BİR KÖMÜR AYDINLIK KALIYOR BEYAZ BİR GÖMLEĞİN YANINDA

              BİR KÖMÜR AYDINLIK KALIYOR BEYAZ BİR GÖMLEĞİN YANINDA

     SOMA sadece dört harf mi? Altında kaç tane hane yatıyor oysa ki! Bir kasket ve aydınlattığı onca karanlık, bir kasket ve kararmayı göze almış bir beden, bir kasket ve ekmek götürdüğü sıcak bir yuva, bir kasket ve altından terler akana kadar süren bir çaba... Ne için?
     Hangisi daha onurlu?
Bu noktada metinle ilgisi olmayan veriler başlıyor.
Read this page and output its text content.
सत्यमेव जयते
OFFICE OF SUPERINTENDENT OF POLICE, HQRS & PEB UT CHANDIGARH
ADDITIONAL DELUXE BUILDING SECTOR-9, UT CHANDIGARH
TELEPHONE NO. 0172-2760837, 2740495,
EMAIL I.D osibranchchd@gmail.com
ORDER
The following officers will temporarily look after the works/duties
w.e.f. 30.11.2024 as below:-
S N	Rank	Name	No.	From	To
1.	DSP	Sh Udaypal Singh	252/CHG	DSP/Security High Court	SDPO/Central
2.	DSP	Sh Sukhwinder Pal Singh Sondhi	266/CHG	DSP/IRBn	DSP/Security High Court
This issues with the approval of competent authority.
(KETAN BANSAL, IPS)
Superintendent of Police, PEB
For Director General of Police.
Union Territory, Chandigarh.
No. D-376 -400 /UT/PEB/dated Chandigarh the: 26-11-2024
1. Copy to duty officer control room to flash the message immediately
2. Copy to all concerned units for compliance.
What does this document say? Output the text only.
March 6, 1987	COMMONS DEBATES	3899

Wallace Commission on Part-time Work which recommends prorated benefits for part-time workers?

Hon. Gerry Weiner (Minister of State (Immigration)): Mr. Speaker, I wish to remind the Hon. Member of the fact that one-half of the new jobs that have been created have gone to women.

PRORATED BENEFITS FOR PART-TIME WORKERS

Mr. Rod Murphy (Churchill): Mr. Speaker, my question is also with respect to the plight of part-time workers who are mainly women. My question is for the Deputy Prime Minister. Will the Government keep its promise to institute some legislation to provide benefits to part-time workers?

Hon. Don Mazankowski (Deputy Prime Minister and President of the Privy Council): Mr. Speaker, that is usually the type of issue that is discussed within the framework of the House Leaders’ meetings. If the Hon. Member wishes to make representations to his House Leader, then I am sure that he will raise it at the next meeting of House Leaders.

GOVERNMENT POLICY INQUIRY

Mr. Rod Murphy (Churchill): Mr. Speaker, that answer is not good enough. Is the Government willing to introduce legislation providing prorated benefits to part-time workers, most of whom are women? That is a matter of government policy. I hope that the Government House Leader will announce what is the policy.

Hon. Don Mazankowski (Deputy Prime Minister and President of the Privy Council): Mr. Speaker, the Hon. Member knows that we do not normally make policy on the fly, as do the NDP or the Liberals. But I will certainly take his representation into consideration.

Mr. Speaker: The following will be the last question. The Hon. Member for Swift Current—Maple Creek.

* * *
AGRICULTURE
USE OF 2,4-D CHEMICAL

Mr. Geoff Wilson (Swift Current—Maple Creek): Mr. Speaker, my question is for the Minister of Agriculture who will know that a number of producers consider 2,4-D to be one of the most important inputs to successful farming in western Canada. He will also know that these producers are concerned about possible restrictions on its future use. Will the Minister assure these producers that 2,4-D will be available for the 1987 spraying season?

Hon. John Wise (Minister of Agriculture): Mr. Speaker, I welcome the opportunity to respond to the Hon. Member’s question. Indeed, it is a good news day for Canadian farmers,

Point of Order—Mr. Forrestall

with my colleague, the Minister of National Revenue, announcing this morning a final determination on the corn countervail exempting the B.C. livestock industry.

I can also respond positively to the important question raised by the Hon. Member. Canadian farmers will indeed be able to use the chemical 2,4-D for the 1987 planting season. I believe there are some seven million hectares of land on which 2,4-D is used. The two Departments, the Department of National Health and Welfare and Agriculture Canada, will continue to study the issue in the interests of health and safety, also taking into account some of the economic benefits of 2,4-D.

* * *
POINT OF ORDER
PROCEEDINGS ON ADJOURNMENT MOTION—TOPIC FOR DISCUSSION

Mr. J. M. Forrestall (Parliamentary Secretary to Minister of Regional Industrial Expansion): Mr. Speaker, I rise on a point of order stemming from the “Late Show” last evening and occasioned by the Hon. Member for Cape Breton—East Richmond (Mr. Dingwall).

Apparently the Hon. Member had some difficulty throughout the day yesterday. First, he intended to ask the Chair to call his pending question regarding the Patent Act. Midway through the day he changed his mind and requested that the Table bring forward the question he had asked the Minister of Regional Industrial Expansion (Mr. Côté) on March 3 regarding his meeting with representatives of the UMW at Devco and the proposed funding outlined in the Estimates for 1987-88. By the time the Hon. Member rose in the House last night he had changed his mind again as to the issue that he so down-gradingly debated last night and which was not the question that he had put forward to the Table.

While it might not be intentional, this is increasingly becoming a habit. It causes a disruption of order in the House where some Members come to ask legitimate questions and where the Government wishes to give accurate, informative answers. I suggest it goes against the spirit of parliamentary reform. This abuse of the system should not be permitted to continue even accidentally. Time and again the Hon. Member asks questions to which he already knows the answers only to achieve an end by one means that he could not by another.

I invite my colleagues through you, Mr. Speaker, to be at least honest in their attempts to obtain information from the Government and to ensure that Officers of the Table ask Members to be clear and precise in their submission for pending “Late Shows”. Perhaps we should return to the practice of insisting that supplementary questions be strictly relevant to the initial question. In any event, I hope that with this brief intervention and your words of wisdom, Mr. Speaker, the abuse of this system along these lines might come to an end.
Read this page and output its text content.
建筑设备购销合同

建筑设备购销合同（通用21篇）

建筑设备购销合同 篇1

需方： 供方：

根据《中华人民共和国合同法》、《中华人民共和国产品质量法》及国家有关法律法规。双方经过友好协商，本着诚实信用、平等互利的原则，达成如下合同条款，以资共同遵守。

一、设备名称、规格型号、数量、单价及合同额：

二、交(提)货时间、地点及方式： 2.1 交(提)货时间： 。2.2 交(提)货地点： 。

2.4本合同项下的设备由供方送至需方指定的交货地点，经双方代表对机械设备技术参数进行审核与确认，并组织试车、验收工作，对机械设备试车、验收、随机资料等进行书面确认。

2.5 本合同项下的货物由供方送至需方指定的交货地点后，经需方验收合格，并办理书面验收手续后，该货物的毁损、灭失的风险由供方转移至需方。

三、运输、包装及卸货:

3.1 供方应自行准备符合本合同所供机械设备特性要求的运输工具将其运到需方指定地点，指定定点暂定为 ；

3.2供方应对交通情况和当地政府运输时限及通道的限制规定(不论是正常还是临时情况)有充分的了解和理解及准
Çizmelerine sürülmüş karanlığı sedyeye değdirmemeyi düşünecek masumiyet ve el değmemiş yürek mi? Yoksa beyaz gömleğine bir damla karanlık değdirmeyecek kadar uzak duran mı?
     Karanlık her zaman kötü değildir. Bazen gözlerdeki sıcaklık siyahtır, beyazın olamayacağı kadar masum ve gerçektir. bu yüzden daha üstündür kara bir kasket, beyaz bir gömlekten. Daha cömerttir yüreği, daha bir gerçektir.
     Şimdi çağırıyorlar, kardeşin diyorlar bir yığın toprağın altında. Kardeşim diyorum, altında ezildiği sadece toprak mı acaba, ciğerlerine dolan sadece havanın zehri mi? İhmalkarlık denilen bir kelime doğuyor bir köşede ve büyüyor doğduğu gibi, eziyor kardeşimi ve zehir katıyor havanın demlediği ciğerlere. şimdi soruyorum toprak mı ezdi, havanın zehri mi yayıldı vücutlara? Derin bir sessizlik kaplıyor karanlığı... Kimse diyemiyor ne toprak ne hava...
     Birileri isimler okuyor, her kelime tonlarca ağırlıkta. Ya adını duyarsam korkusu çığ gibi büyüyor. Adın duyuluyor semada, o tonlarca ağırlık biniyor yüreğime ve kasket kararıyor bir anda. Bir kasketin altında sadece taşıyan beden yok ki. Bir aile var, bir çocuk var babasını bekleyen, bir eş var hayat arkadaşını gözleyen. Oysa ışığı sönüyor kasketin. Çocuklar daha bir beklemekli oluyor hayatta. Her zaman bekliyorlar. Bir gün kasketin ışığı tekrar yanacak ve karanlık bir kez daha aydınlanacak, diyorlar. Ellerinde alın teriyle ısınmış bir kasketin sıcağı, soğumasın diye düşürmüyorlar ellerinden. Sahi mümkün mü aynı sıcaklığı korumak?
     Ne derseniz diyin, ne yaparsanız yapın; o kasket soğuduğunda kim ısıtacak bu çocukların yüreğini? İhmalkarlık sahipleri midelerini daha bir doldurabilecek mi para çuvallarıyla? Bu çocukların soğuk hayalleri dondurmayacak mı bedenlerini?
     Günler daha bir karanlık, daha bir soğuk artık! Beyaz gömlekleriniz yüreğinizde donmuş kanın siyahıyla bulandı artık. Bir kömür aydınlık kalıyor beyaz bir gömleğin yanında!